By early spring, an initial wave of students sued the school for $10 million in damages.

Attorney Nancy Winkler, of Eisenberg, Rothweiler, Winkler, Eisenberg & Jeck, who is representing Wiggins, Abdul-Lateef and three others in their lawsuits against the school, said the men want to be "compensated adequately for their shattered lives."

But she and the two men said their goals also include never allowing the school to open again, and to help reform oversight of facilities like Glen Mills by the Pennsylvania Department of Health.

The school, which sits on 700 acres and grew into a sports powerhouse in recent decades, has been closed since last spring. In March 2019, the state ordered an "emergency removal" of all students at Glen Mills. Weeks later, the state rescinded all 14 licenses held by the school to operate. The school then appealed the decision to vacate the licenses.

By June, some school officials sought to reopen the school. More than 250 employees at the shuttered school have been laid off since the scandal broke.

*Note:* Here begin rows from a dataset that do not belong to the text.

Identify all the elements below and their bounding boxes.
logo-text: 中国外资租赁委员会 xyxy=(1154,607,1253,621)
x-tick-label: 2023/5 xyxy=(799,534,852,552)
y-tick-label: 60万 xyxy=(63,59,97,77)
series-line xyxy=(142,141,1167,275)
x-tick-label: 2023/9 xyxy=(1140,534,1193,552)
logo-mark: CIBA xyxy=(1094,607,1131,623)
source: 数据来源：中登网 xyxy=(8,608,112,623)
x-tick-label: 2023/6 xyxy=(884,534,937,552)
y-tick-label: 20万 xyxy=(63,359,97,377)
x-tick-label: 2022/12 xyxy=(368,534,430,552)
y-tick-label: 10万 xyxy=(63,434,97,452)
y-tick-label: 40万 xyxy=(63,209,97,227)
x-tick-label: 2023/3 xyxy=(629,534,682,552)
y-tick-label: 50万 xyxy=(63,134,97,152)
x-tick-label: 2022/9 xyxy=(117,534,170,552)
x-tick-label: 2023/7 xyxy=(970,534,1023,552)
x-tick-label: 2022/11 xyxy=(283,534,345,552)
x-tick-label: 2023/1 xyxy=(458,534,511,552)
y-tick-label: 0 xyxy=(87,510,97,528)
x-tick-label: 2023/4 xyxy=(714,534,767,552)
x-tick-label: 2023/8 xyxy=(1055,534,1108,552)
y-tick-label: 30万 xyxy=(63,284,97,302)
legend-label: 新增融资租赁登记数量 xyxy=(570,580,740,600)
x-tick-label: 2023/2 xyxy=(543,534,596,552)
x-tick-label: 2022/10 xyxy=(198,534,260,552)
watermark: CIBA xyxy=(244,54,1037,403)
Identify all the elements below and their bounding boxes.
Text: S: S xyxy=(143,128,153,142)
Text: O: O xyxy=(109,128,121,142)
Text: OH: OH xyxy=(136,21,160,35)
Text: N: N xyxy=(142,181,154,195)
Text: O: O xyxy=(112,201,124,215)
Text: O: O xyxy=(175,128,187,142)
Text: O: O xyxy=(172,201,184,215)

"This is a horrible place that promoted on the outside to reforming young men," Wiggins said.

Both he and Lateef said they can't imagine how they'd feel if Glen Mills was allowed to open again.

“These allegations we learned of today can only be described as heartbreaking. Our attorneys are now evaluating the lawsuits. In the meantime, Glen Mills Schools continues to cooperate with all governmental authorities," school officials said through a spokesman.